"David Esposito" <[EMAIL PROTECTED]> writes:
> You're right that the index behavior is well-behaved with the cycle of
> INSERT / DELETE / VACUUM ... But while it was running, I started a second
> session to the database after the 60th iteration and did 

> BEGIN;
> SELECT COUNT(*) FROM bigboy;
> ROLLBACK;

> During my transaction, I saw the relpages charge upwards steadily until I
> issued the ROLLBACK ..

Sure.  VACUUM can't remove rows that might still be visible to any open
transaction, so sitting with an open transaction is going to effectively
disable VACUUM.  Client apps that hold open transactions for long
intervals are bad news (but this is true for many databases not just PG).

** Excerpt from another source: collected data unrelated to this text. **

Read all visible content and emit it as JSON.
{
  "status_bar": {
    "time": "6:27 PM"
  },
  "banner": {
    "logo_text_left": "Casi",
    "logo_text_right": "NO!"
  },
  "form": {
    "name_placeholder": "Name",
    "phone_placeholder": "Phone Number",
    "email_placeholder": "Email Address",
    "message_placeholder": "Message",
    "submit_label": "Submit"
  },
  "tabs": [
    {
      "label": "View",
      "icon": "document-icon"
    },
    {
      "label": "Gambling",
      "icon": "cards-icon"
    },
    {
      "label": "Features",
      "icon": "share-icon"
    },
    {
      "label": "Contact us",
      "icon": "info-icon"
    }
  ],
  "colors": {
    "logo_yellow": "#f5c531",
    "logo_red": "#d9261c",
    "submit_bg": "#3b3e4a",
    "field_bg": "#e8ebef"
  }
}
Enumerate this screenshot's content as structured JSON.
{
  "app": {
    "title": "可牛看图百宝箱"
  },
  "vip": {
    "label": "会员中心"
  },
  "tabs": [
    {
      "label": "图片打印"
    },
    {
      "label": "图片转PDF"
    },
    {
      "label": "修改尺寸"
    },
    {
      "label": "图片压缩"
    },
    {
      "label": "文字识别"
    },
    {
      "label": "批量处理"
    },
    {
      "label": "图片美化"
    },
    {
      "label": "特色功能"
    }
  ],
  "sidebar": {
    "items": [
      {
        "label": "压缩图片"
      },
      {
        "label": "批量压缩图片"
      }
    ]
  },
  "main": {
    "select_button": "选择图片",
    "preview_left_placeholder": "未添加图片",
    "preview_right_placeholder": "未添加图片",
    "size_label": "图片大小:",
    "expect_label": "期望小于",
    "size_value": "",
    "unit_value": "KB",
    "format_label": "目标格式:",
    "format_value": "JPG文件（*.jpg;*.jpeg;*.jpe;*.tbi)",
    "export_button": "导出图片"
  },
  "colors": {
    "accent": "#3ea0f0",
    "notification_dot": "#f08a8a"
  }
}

> but even after the ROLLBACK (and even after closing
> the second DB connection), the pages weren't reclaimed on the next VACUUM

Plain VACUUM doesn't try very hard to shorten the table physically, so
that's not surprising either.  But the internal free space should get
picked up at this point.

This does not strike me as an explanation for ongoing bloat.  There
are always going to be a few tuples not immediately reclaimable, but
normally that just factors in as part of the steady-state overhead.
Your VACUUM VERBOSE traces showed

DETAIL:  2 dead row versions cannot be removed yet.
DETAIL:  1 dead row versions cannot be removed yet.

so you're not having any major problem with not-yet-removable rows.